Most RAID logs die because they’re created once, then forgotten. Here’s how I keep mine alive so executives trust it and teams act on it.
Start with intent
- Who reads it? Steering, core team, auditors—write for them.
- How often? Set a cadence: weekly for team, biweekly for steering.
- What changes? Note what’s new since last review; people skim deltas.
Structure that drives action
- Risk: driver, trigger, probability/impact (H/M/L), owner, next action, due date, residual view.
- Assumption: statement, validation date, proof owner, contingency.
- Issue: impact, severity, owner, root cause, workaround, ETA.

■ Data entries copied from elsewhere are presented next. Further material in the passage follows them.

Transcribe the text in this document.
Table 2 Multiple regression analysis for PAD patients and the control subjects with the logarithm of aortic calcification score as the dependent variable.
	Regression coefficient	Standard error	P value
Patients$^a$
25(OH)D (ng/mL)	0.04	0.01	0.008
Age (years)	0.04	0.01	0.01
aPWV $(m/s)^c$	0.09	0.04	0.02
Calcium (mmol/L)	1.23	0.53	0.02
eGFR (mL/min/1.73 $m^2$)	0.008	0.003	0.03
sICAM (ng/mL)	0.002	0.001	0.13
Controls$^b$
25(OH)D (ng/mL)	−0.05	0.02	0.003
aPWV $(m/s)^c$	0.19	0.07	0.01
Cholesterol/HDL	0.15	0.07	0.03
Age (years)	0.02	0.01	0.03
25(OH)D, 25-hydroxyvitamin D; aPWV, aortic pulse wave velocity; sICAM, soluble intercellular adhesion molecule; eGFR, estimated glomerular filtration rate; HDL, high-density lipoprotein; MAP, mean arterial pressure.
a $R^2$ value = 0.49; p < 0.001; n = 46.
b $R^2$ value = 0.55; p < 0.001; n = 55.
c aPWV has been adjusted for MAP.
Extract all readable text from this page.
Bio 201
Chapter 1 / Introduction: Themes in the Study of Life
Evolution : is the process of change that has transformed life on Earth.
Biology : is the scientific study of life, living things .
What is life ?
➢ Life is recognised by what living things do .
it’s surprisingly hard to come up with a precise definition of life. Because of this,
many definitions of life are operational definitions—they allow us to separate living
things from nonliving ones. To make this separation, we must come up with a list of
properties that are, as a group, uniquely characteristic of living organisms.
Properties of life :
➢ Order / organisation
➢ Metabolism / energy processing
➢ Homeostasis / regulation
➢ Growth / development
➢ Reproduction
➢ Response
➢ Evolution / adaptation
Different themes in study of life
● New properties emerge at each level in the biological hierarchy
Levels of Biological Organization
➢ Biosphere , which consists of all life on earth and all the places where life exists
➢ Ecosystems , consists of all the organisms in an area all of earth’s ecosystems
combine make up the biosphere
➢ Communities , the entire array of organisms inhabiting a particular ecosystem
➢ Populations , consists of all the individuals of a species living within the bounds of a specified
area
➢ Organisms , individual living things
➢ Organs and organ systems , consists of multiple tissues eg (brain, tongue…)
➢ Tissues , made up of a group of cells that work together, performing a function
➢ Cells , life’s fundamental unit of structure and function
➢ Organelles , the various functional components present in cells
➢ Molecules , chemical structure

- Dependency: upstream/downstream, owner, due date, test of readiness.
Color honestly, not optimistically
- Use a three-point scale and define it (e.g., High = >30% likelihood AND cross-team impact).
- Separate trend arrows from status colors to show movement.

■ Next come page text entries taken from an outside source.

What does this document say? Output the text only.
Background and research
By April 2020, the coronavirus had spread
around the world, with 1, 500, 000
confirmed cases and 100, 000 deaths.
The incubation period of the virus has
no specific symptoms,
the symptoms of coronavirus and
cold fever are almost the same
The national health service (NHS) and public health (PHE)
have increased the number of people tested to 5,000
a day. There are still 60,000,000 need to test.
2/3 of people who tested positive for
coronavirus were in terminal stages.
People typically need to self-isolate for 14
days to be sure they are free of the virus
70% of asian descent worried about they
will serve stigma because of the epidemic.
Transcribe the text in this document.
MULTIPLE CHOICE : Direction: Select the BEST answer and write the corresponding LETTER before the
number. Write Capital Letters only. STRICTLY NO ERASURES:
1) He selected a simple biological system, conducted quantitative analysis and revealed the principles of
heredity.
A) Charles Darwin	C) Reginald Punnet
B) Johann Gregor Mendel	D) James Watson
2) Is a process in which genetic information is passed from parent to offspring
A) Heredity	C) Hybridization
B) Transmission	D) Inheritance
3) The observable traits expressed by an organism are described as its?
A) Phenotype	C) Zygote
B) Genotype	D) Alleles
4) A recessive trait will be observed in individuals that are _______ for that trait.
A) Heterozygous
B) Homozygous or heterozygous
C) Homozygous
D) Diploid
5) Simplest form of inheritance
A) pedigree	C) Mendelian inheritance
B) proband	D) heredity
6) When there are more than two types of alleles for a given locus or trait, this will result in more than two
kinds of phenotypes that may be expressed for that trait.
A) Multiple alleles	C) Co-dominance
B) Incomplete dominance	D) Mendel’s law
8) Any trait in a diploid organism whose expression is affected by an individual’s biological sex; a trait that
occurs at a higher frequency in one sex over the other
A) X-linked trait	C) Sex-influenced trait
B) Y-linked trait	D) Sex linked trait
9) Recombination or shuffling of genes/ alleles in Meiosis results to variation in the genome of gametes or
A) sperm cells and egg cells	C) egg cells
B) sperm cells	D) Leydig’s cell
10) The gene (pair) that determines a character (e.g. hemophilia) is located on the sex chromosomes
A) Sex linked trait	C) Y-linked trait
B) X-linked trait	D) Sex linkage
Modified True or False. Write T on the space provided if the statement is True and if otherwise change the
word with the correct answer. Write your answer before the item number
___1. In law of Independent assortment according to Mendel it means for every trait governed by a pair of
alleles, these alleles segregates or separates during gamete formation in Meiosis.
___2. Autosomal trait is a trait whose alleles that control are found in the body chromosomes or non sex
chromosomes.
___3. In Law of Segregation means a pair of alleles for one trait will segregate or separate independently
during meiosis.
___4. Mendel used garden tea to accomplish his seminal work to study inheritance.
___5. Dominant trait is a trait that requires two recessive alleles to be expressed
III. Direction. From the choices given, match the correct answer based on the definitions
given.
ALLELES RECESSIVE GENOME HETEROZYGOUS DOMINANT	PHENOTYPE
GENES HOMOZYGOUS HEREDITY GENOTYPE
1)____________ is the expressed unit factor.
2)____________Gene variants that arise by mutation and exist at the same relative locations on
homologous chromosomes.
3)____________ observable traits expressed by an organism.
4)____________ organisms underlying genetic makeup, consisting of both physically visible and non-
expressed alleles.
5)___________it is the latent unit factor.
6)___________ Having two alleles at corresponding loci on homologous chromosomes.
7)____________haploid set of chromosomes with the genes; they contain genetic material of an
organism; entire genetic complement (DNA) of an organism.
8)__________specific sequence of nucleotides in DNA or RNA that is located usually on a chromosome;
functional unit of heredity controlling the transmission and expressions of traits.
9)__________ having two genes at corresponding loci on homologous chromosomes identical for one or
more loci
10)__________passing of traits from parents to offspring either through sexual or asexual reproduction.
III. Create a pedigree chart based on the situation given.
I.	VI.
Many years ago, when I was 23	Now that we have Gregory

- Keep a “last updated” column; stale items lose credibility fast.
Link to decisions and change
- Every red item should have a decision request or mitigation in flight.

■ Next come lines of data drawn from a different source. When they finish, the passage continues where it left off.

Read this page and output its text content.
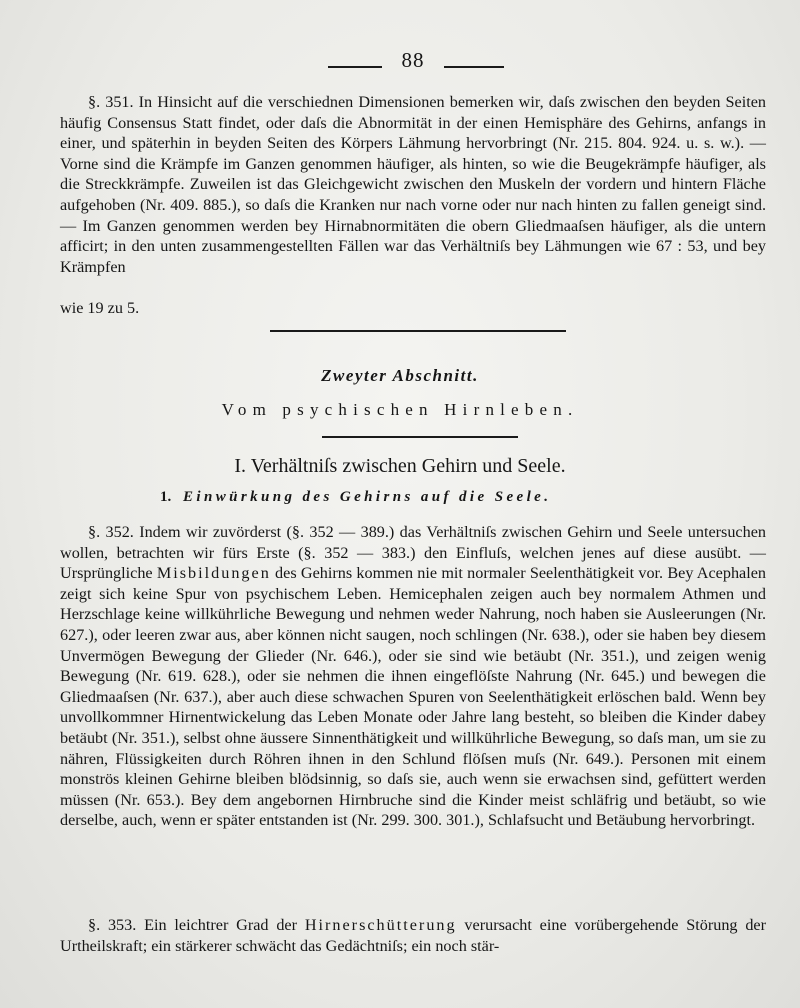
88

§. 351. In Hinsicht auf die verschiednen Dimensionen bemerken wir, daſs zwischen den beyden Seiten häufig Consensus Statt findet, oder daſs die Abnormität in der einen Hemisphäre des Gehirns, anfangs in einer, und späterhin in beyden Seiten des Körpers Lähmung hervorbringt (Nr. 215. 804. 924. u. s. w.). — Vorne sind die Krämpfe im Ganzen genommen häufiger, als hinten, so wie die Beugekrämpfe häufiger, als die Streckkrämpfe. Zuweilen ist das Gleichgewicht zwischen den Muskeln der vordern und hintern Fläche aufgehoben (Nr. 409. 885.), so daſs die Kranken nur nach vorne oder nur nach hinten zu fallen geneigt sind. — Im Ganzen genommen werden bey Hirnabnormitäten die obern Gliedmaaſsen häufiger, als die untern afficirt; in den unten zusammengestellten Fällen war das Verhältniſs bey Lähmungen wie 67 : 53, und bey Krämpfen

wie 19 zu 5.
Zweyter Abschnitt.
Vom psychischen Hirnleben.
I. Verhältniſs zwischen Gehirn und Seele.
1. Einwürkung des Gehirns auf die Seele.

§. 352. Indem wir zuvörderst (§. 352 — 389.) das Verhältniſs zwischen Gehirn und Seele untersuchen wollen, betrachten wir fürs Erste (§. 352 — 383.) den Einfluſs, welchen jenes auf diese ausübt. — Ursprüngliche Misbildungen des Gehirns kommen nie mit normaler Seelenthätigkeit vor. Bey Acephalen zeigt sich keine Spur von psychischem Leben. Hemicephalen zeigen auch bey normalem Athmen und Herzschlage keine willkührliche Bewegung und nehmen weder Nahrung, noch haben sie Ausleerungen (Nr. 627.), oder leeren zwar aus, aber können nicht saugen, noch schlingen (Nr. 638.), oder sie haben bey diesem Unvermögen Bewegung der Glieder (Nr. 646.), oder sie sind wie betäubt (Nr. 351.), und zeigen wenig Bewegung (Nr. 619. 628.), oder sie nehmen die ihnen eingeflöſste Nahrung (Nr. 645.) und bewegen die Gliedmaaſsen (Nr. 637.), aber auch diese schwachen Spuren von Seelenthätigkeit erlöschen bald. Wenn bey unvollkommner Hirnentwickelung das Leben Monate oder Jahre lang besteht, so bleiben die Kinder dabey betäubt (Nr. 351.), selbst ohne äussere Sinnenthätigkeit und willkührliche Bewegung, so daſs man, um sie zu nähren, Flüssigkeiten durch Röhren ihnen in den Schlund flöſsen muſs (Nr. 649.). Personen mit einem monströs kleinen Gehirne bleiben blödsinnig, so daſs sie, auch wenn sie erwachsen sind, gefüttert werden müssen (Nr. 653.). Bey dem angebornen Hirnbruche sind die Kinder meist schläfrig und betäubt, so wie derselbe, auch, wenn er später entstanden ist (Nr. 299. 300. 301.), Schlafsucht und Betäubung hervorbringt.

§. 353. Ein leichtrer Grad der Hirnerschütterung verursacht eine vorübergehende Störung der Urtheilskraft; ein stärkerer schwächt das Gedächtniſs; ein noch stär-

- Significant new risks should appear on steering decks and change logs.
- When a dependency slips, automatically update the schedule risk register.
Reviews that matter
- Core team: 15 minutes weekly; close resolved items, add new triggers.
- Steering: focus only on reds and trending ambers; ask for decisions, not sympathy.
- Auditors/compliance: export with history; show owners and evidence of follow-up.
Tools that work
- A lightweight spreadsheet for small teams (with filters for “new this week”).
- Tracker in your work management tool (Jira/ADO/Asana) with tags for RAID type.
- Single source of truth—no competing logs in slides or email threads.
The RAID log is your early-warning radar. Keep it current, tie it to decisions, and use it to show where you need help before surprises hit your schedule.